The Open Archives Initiative (OAI) (http://www.openarchives.org) has provided the meta-data tagging standards and a registry for all OAI-compliant Eprint Archives, and the Self-Archiving Initiative (http://www.eprints.org)has provided the (free) software for creating OAI-compliant Eprint Archives, interoperable with all other Open Archives, ready to be registered and for their contents to be harvested into searchable global archives (http://cite-base.ecs.soton.ac.uk/cgi-bin/search/).

Distributed Institution-based self-archiving is the natural way to generalize the practise of self-archiving across disciplines and institutions. It is not only the author who benefits from research impact. The reason promotion and tenure are contingent on research impact is that funding is contingent on it too. Hence institutional funding overheads and prestige are as much the beneficiaries of the freeing of their researchers' refereed research from any needless impact-barriers as individual researchers (and research itself) are. "Publish or perish" has always been an oversimplified slogan. What is meant by it is neither unrefereed (vanity-press) nor unread/uncited (impactless) publication. Written out in realistic longhand, the institutional slogan would be "Maximize your refereed research impact to maximize your (and our) rewards from it."

So researchers' institutions are not only natural allies in freeing their researchers' refereed research from any unnecessary impact-barriers, they are in a position to lead and speed the way (by providing and supporting the institutional archives and encouraging, indeed mandating their filling with their researchers' refereed papers). No such collective self-interest unifies or propels centralized, discipline-based self-archiving. Nor do the institutional benefits of distributed self-archiving stop with eliminating the impact-barriers to their own institutional researchers' research: Eliminating, for their own researchers, the access-barriers to the research of others, at other institutions, is another way of increasing their own research productivity and impact.

And that brings us to a third potential institution-level benefit weighing in for distributed institution-based self-archiving: the prospect of a solution to the spiralling serials budget crisis: The likelihood of eventually reducing the institutional library's annual serials expenditures to 10% (simply by eventually redirecting that proportion of the annual windfall 100% savings to covering the journal peer review implementation costs for their own researchers' refereed publications) is not only an added incentive for hastening the transition by facilitating institutional self-archiving. It also provides allies from the institutional library, who can (1) help researchers in the first-wave of self-archiving (self-archiving for them by proxy if need be), (2) maintain and preserve the institutional refereed Eprint Archives as an outgoing collection for external use, in place of the old incoming collection, acquired through S/L/P, for internal use. (3) Institutional library consortial power can also be used to provide leveraged support during the transition for journal publishers who commit themselves to a timetable of down-sizing to becoming pure QC/C service providers.

EPrints Software

At the 2nd Open Archive Initiative (OAI) meeting in San Antonio in June 2000, a participant said:

"Open Archiving will not get off the ground until the day I can go to a website, download open-archiving software, then say make archive, and an interoperable, OAI-compliant archive is up and running, ready to be filled." <http://www.dlib.org/dlib/june00/06inbrief.html#FOX> In response to this request, echoed by many other potential users, the CogPrints project at Southampton University, applying our experience and expertise from the JISC/eLib-funded CogPrints archive, designed the generic eprints.org software that provides this functionality.

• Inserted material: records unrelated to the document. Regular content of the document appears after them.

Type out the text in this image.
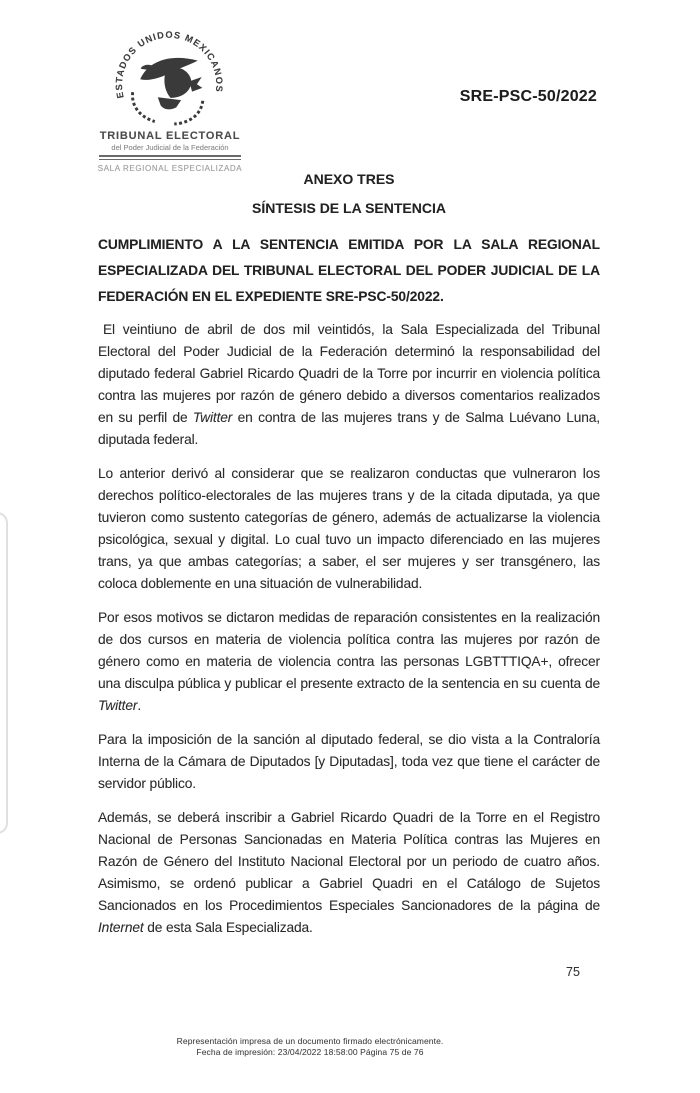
ESTADOS UNIDOS MEXICANOS
TRIBUNAL ELECTORAL
del Poder Judicial de la Federación
SALA REGIONAL ESPECIALIZADA
SRE-PSC-50/2022
ANEXO TRES
SÍNTESIS DE LA SENTENCIA

CUMPLIMIENTO A LA SENTENCIA EMITIDA POR LA SALA REGIONAL ESPECIALIZADA DEL TRIBUNAL ELECTORAL DEL PODER JUDICIAL DE LA FEDERACIÓN EN EL EXPEDIENTE SRE-PSC-50/2022.

El veintiuno de abril de dos mil veintidós, la Sala Especializada del Tribunal Electoral del Poder Judicial de la Federación determinó la responsabilidad del diputado federal Gabriel Ricardo Quadri de la Torre por incurrir en violencia política contra las mujeres por razón de género debido a diversos comentarios realizados en su perfil de Twitter en contra de las mujeres trans y de Salma Luévano Luna, diputada federal.

Lo anterior derivó al considerar que se realizaron conductas que vulneraron los derechos político-electorales de las mujeres trans y de la citada diputada, ya que tuvieron como sustento categorías de género, además de actualizarse la violencia psicológica, sexual y digital. Lo cual tuvo un impacto diferenciado en las mujeres trans, ya que ambas categorías; a saber, el ser mujeres y ser transgénero, las coloca doblemente en una situación de vulnerabilidad.

Por esos motivos se dictaron medidas de reparación consistentes en la realización de dos cursos en materia de violencia política contra las mujeres por razón de género como en materia de violencia contra las personas LGBTTTIQA+, ofrecer una disculpa pública y publicar el presente extracto de la sentencia en su cuenta de Twitter.

Para la imposición de la sanción al diputado federal, se dio vista a la Contraloría Interna de la Cámara de Diputados [y Diputadas], toda vez que tiene el carácter de servidor público.

Además, se deberá inscribir a Gabriel Ricardo Quadri de la Torre en el Registro Nacional de Personas Sancionadas en Materia Política contras las Mujeres en Razón de Género del Instituto Nacional Electoral por un periodo de cuatro años. Asimismo, se ordenó publicar a Gabriel Quadri en el Catálogo de Sujetos Sancionados en los Procedimientos Especiales Sancionadores de la página de Internet de esta Sala Especializada.

75
Representación impresa de un documento firmado electrónicamente.
Fecha de impresión: 23/04/2022 18:58:00 Página 75 de 76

A public version was released ilast year and has taken over operations at the CogPrints site <http://cogprints.soton.ac.uk/>. The operational release took place in January 2001 (and over 100 prospective users worldwide are already installing it, with the number of users increasing daily).

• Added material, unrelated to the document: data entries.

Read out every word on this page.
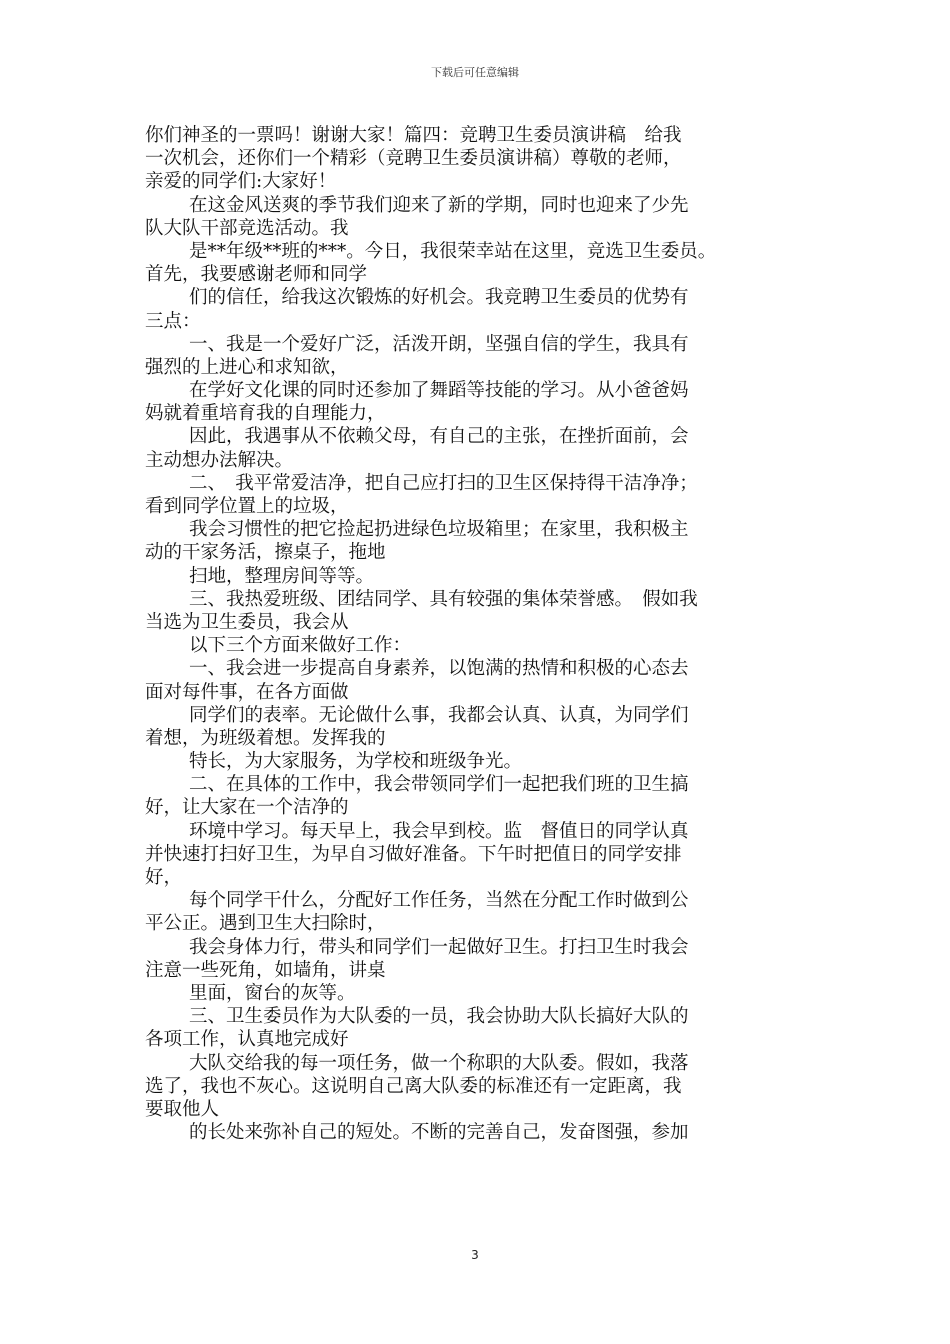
下载后可任意编辑
你们神圣的一票吗！谢谢大家！篇四：竞聘卫生委员演讲稿　给我
一次机会，还你们一个精彩（竞聘卫生委员演讲稿）尊敬的老师，
亲爱的同学们:大家好！
在这金风送爽的季节我们迎来了新的学期，同时也迎来了少先
队大队干部竞选活动。我
是**年级**班的***。今日，我很荣幸站在这里，竞选卫生委员。
首先，我要感谢老师和同学
们的信任，给我这次锻炼的好机会。我竞聘卫生委员的优势有
三点：
一、我是一个爱好广泛，活泼开朗，坚强自信的学生，我具有
强烈的上进心和求知欲，
在学好文化课的同时还参加了舞蹈等技能的学习。从小爸爸妈
妈就着重培育我的自理能力，
因此，我遇事从不依赖父母，有自己的主张，在挫折面前，会
主动想办法解决。
二、　我平常爱洁净，把自己应打扫的卫生区保持得干洁净净；
看到同学位置上的垃圾，
我会习惯性的把它捡起扔进绿色垃圾箱里；在家里，我积极主
动的干家务活，擦桌子，拖地
扫地，整理房间等等。
三、我热爱班级、团结同学、具有较强的集体荣誉感。　假如我
当选为卫生委员，我会从
以下三个方面来做好工作：
一、我会进一步提高自身素养，以饱满的热情和积极的心态去
面对每件事，在各方面做
同学们的表率。无论做什么事，我都会认真、认真，为同学们
着想，为班级着想。发挥我的
特长，为大家服务，为学校和班级争光。
二、在具体的工作中，我会带领同学们一起把我们班的卫生搞
好，让大家在一个洁净的
环境中学习。每天早上，我会早到校。监　督值日的同学认真
并快速打扫好卫生，为早自习做好准备。下午时把值日的同学安排
好，
每个同学干什么，分配好工作任务，当然在分配工作时做到公
平公正。遇到卫生大扫除时，
我会身体力行，带头和同学们一起做好卫生。打扫卫生时我会
注意一些死角，如墙角，讲桌
里面，窗台的灰等。
三、卫生委员作为大队委的一员，我会协助大队长搞好大队的
各项工作，认真地完成好
大队交给我的每一项任务，做一个称职的大队委。假如，我落
选了，我也不灰心。这说明自己离大队委的标准还有一定距离，我
要取他人
的长处来弥补自己的短处。不断的完善自己，发奋图强，参加
3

The eprints.org software is a feature-rich, easily installed, eprint archive system. It runs right "out of the box" with a comprehensive default setup that should serve most institutions and individuals' needs as it stands. It has also been designed to make it extensively and flexibly re-configurable for customised needs; almost any aspect of the archive's operation can be adapted to suit a particular requirement. The archive supports the OAI protocol, allowing it to interoperate with other open archives and open archive services, and to be readily upgraded to keep up with OAI revisions. This adaptability is achieved by using a modular design methodology. The system is divided into two main components: The core archive component, which provides the functionality required for all open archives, and the site-specific component, providing details about exactly what is stored in the archive, how it is presented and how it may be searched. The system is supplied with a richly featured site- specific component that requires minimal changing to set up a fully working, interoperable open archive. When updated revisions of the software become available, the core archive component can be upgraded, and the site retains its identity and data in the site-specific component. It is simple to add extra functionality to an archive in the site-specific component of the software. This means that the archive can be used by institutions, individuals, journals or any other organisation wishing to inter-operate with Open Archive services.

B. The Programme

Aims and Objectives

Current support for EPrints is provided by staff whose primary duties are for providing support and maintaining the infrastructure for 600 Computer Science undergraduates at the University of Southampton. The main aim of the OPSIS project is to provide a dedicated person who can focus on the task of supporting the EPrints software and users.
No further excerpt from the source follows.